New concepts for therapy
Among these drug targets is a protein produced from the fused gene that belongs to a family of enzymes called kinases. These enzymes are often mutated in cancers. “In fact,” Simon explains, “some of the most successful cancer therapies available, including Gleevec, act by targeting specific kinases.”
The researchers showed that disruption of the fused gene’s kinase activity impaired the formation of tumors in mice—a finding that has strengthened their confidence that agents aimed at targeting this activity or its consequences might be effective against FL-HCC.

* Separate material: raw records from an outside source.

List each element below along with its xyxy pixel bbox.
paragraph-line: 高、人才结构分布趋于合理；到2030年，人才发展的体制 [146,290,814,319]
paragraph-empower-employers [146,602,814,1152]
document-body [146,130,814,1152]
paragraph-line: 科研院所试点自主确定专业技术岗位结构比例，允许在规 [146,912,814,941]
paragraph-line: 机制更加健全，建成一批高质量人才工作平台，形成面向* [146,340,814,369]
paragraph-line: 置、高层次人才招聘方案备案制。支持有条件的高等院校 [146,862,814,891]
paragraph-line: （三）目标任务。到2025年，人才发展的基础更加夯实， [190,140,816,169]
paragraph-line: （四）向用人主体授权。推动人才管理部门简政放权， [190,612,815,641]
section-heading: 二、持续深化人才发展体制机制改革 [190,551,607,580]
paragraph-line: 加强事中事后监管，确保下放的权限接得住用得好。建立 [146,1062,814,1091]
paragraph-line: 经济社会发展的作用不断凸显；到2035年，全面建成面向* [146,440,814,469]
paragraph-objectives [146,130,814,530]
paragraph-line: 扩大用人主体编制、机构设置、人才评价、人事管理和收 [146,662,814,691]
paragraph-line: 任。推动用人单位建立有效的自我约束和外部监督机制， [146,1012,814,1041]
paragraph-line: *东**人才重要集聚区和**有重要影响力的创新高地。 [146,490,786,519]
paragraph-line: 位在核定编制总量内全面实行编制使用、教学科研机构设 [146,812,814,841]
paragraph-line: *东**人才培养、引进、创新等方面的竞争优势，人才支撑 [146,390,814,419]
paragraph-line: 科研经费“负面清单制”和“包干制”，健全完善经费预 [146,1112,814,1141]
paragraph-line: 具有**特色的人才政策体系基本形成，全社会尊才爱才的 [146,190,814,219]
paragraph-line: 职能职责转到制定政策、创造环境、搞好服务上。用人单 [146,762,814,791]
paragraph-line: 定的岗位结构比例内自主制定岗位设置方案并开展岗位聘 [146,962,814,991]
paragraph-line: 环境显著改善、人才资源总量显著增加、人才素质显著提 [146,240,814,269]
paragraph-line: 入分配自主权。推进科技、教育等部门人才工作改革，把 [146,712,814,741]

The team is also studying the effects of targeting a number of cellular signaling systems that have previously been implicated in other cancers, and that speed tumor growth when they become overactive in FL-HCC patients. And they will be using their new mouse model as a system to test the effectiveness of new therapies prior to initiating clinical trials in patients.
Simon first became interested in FL-HCC nine years ago, when his 12-year-old daughter Elana was diagnosed with the disease. (Now 21, Elana is a senior at Harvard, and a lead author on earlier reports characterizing the genomics of the disease.) He continues to embrace the challenge the cancer presents and attributes the latest breakthroughs to an “incredible perfect storm” of advances in all of the sciences, thanks to decades of public investment in basic research.
“Here’s a cancer where, five years ago, we didn’t know if it was one disease or many diseases lumped together,” Simon adds. “We didn’t know if it was inherited or if it was due to a sporadic mutation. And now we know exactly what the driver is and how it works, and we can start designing therapeutics.”